Criticism
Riis's sincerity for social reform has seldom been questioned, though critics have questioned his right to interfere with the lives and choices of others. His audience comprised middle class reformers, and critics say that he had no love for the traditional life styles of the people he portrayed. Stange (1989) argues that Riis "recoiled from workers and working-class culture" and appealed primarily to the anxieties and fears of his middle class audience. Swienty (2008) says "Riis was quite impatient with most of his fellow immigrants; he was quick to judge and condemn those who failed to assimilate, and he did not refrain from expressing his contempt." Gurock (1981) says Riis was insensitive to the needs and fears of East European Jewish immigrants who flooded into New York at this time. Economist Thomas Sowell (2001) argues that immigrants during Riis's time were typically willing to live in cramped, unpleasant circumstances as a deliberate short-term strategy that allowed them to save more than half their earnings to help family members come to America, with every intention of relocating to more comfortable lodgings eventually.

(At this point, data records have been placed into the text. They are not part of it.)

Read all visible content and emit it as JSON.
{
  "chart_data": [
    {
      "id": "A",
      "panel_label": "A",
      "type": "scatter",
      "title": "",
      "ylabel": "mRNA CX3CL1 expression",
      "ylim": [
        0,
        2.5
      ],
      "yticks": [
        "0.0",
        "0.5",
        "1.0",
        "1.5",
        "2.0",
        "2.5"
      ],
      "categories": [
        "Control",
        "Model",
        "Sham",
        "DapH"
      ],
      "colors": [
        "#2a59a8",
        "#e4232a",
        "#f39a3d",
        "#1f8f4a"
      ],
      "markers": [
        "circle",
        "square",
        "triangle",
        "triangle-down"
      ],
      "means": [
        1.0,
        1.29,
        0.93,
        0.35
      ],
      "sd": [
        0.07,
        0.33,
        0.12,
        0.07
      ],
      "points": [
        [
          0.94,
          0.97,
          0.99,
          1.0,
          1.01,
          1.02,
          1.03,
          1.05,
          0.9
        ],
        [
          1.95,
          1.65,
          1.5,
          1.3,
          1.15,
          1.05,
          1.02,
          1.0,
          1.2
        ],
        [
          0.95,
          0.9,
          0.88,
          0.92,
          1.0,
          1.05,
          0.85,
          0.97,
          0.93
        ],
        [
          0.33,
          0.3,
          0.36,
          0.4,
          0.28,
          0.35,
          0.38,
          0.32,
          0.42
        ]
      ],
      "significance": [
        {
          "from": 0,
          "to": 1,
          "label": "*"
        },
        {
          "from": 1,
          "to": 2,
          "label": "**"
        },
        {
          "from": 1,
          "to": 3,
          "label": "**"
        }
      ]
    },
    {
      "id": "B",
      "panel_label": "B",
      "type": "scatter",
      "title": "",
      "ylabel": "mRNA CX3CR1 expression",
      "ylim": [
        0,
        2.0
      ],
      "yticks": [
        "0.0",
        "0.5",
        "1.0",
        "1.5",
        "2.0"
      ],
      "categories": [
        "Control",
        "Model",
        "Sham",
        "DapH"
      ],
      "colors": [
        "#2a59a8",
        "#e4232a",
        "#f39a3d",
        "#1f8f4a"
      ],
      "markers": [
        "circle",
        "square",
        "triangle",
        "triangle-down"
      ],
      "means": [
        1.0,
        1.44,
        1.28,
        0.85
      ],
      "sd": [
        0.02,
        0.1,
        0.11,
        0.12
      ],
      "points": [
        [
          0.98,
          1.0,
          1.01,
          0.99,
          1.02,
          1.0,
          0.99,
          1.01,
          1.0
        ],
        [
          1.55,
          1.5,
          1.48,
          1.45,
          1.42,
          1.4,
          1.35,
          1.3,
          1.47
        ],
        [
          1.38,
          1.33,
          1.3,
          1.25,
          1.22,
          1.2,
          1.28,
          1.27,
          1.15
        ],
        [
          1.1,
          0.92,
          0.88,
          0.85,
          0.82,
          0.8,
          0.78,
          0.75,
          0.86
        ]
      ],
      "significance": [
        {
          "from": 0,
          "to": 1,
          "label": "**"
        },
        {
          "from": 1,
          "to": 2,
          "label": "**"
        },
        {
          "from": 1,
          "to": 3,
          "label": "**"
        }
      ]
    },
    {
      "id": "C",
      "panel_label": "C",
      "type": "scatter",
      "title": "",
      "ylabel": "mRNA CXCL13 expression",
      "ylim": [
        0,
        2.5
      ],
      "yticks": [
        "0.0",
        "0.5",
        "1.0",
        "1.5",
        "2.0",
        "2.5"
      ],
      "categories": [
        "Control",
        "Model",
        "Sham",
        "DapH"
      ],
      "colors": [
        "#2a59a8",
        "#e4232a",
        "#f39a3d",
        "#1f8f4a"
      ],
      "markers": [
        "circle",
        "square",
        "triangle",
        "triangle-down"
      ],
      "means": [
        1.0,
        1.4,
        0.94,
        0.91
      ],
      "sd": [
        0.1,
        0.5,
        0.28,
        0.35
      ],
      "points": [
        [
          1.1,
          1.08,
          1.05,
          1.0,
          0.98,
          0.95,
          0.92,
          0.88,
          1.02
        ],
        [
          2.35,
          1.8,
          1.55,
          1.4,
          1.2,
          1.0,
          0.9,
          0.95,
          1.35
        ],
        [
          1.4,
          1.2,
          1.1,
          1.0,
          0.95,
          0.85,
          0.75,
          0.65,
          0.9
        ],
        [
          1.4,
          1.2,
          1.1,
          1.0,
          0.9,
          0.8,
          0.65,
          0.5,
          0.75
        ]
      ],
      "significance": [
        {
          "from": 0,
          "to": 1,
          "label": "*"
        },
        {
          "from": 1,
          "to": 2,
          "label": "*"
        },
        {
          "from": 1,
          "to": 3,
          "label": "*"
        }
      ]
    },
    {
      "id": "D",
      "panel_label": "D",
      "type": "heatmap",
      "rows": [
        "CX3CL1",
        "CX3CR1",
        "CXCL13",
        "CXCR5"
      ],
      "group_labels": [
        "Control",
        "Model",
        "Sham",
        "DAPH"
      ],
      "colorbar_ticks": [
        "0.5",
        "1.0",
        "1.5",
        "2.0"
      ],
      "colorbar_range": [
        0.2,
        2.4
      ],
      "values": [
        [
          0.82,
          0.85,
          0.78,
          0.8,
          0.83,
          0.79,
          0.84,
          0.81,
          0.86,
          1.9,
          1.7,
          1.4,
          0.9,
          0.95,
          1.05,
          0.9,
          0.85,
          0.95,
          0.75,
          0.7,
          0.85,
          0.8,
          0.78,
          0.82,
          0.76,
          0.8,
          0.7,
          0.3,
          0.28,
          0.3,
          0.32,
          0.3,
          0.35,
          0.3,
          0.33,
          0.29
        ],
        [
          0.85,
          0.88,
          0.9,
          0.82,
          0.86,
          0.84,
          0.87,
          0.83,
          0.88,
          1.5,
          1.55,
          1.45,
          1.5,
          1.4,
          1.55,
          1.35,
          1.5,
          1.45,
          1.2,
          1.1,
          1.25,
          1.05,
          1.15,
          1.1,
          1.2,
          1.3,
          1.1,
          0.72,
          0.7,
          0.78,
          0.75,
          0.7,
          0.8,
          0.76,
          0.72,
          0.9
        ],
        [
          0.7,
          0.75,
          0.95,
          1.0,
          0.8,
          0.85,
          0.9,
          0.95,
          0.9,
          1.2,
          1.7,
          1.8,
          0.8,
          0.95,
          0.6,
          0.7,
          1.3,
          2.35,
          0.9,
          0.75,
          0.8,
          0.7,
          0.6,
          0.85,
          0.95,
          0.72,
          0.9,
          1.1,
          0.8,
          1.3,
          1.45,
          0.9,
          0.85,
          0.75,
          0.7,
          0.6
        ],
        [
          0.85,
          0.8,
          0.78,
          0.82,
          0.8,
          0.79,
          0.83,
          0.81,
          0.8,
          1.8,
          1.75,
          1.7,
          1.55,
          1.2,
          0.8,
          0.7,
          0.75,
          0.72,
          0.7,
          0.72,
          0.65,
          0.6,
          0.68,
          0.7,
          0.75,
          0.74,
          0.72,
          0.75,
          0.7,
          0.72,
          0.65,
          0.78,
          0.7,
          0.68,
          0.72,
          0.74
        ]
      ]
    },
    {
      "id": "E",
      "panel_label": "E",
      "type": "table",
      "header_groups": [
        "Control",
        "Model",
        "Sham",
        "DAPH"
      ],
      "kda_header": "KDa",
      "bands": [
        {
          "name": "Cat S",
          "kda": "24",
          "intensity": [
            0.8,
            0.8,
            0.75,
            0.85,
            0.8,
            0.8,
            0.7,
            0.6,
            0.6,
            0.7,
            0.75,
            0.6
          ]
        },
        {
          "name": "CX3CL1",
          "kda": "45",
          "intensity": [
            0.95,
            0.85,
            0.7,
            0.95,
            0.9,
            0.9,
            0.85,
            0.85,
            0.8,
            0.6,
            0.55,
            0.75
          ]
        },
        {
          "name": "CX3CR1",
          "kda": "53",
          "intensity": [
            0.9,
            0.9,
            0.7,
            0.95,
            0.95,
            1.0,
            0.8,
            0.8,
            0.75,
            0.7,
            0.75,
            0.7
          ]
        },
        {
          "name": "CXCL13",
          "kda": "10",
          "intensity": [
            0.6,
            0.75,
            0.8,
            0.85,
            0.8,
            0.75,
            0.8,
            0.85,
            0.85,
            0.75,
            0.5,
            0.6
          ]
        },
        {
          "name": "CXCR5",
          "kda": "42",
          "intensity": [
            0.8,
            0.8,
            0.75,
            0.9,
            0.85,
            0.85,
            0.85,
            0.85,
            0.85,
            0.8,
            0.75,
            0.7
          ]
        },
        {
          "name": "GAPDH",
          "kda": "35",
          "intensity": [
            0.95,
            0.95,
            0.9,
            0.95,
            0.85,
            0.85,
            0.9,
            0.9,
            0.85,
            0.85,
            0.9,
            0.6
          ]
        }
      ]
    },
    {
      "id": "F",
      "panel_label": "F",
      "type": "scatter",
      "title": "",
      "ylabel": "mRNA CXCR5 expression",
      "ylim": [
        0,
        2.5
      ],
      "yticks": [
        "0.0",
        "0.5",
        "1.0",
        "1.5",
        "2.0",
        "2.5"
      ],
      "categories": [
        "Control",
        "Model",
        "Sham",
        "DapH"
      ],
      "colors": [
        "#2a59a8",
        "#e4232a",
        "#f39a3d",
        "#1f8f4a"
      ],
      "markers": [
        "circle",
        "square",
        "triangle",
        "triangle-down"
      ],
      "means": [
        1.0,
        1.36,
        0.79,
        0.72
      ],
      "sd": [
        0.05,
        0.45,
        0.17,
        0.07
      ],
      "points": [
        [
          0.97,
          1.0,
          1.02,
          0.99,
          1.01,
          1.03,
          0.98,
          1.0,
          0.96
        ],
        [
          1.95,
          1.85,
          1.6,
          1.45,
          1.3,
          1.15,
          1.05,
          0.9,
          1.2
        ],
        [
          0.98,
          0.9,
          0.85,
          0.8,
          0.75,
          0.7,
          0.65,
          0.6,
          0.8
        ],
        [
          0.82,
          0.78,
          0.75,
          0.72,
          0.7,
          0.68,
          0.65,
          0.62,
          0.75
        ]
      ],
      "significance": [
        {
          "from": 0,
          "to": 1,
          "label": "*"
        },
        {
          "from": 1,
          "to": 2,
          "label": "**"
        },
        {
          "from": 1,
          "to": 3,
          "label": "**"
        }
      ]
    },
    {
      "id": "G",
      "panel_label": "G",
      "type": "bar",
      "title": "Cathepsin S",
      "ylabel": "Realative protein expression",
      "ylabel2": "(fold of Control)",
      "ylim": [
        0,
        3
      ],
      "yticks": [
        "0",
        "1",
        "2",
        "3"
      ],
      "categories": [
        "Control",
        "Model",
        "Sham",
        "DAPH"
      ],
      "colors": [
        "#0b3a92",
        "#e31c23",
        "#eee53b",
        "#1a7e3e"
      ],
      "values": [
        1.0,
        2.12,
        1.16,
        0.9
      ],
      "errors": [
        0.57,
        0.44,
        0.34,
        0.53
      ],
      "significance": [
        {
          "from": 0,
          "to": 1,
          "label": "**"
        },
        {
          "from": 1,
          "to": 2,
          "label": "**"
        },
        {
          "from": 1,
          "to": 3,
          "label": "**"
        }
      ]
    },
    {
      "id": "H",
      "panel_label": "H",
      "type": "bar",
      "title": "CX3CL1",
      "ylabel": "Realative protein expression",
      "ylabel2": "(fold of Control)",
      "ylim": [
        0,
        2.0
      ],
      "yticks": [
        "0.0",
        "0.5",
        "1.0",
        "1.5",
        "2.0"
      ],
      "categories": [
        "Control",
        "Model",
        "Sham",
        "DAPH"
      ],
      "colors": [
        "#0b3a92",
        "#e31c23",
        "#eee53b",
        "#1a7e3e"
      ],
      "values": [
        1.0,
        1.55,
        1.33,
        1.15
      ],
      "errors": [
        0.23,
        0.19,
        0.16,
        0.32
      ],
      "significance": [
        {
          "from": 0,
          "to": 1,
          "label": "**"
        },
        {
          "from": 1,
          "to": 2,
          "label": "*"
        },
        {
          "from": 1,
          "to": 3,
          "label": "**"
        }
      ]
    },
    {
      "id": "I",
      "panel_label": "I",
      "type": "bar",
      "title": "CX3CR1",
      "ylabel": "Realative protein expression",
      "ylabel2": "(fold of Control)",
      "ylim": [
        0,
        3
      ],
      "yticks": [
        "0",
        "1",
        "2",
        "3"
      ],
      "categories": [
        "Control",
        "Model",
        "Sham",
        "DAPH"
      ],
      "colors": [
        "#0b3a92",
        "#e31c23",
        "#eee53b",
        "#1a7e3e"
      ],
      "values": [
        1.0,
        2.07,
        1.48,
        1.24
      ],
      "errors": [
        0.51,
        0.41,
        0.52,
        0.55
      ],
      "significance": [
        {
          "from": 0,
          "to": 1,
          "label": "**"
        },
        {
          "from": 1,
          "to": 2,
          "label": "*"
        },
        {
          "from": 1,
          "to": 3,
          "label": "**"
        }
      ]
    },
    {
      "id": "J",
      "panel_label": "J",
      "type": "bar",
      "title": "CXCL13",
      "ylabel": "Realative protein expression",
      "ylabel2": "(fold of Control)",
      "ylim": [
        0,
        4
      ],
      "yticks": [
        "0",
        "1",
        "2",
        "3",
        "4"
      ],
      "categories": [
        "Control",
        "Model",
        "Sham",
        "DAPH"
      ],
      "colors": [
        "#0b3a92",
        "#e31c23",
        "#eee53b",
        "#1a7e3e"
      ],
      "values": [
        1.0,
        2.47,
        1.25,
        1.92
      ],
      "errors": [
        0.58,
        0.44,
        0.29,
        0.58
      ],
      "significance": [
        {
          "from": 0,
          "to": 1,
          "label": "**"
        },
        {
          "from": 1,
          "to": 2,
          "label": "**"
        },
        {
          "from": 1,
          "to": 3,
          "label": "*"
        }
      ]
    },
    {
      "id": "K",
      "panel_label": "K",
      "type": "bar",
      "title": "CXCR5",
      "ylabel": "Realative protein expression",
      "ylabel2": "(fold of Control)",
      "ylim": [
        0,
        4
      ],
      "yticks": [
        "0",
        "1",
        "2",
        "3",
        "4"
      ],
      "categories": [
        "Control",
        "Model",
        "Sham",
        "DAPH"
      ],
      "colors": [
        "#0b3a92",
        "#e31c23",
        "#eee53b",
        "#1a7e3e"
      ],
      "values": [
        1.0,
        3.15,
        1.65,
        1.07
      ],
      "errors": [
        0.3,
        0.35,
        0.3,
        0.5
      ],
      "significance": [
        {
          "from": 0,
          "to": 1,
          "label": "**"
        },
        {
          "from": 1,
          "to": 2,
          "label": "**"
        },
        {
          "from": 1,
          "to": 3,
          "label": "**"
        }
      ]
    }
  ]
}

Many tenement renters physically resisted the well-intentioned relocation efforts of reformers like Riis, states Sowell, because other lodgings were too costly to allow for the high rate of savings possible in the tenements. Moreover, according to Sowell, Riis's own personal experiences were the rule rather than the exception during his era: like most immigrants and low-income persons, he lived in the tenements only temporarily before gradually earning more income and relocating to different lodgings.
Riis's depictions of various ethnic groups can be harsh. As portrayed in Riis's books, "The Jews are nervous and inquisitive, the Orientals are sinister, the Italians are unsanitary."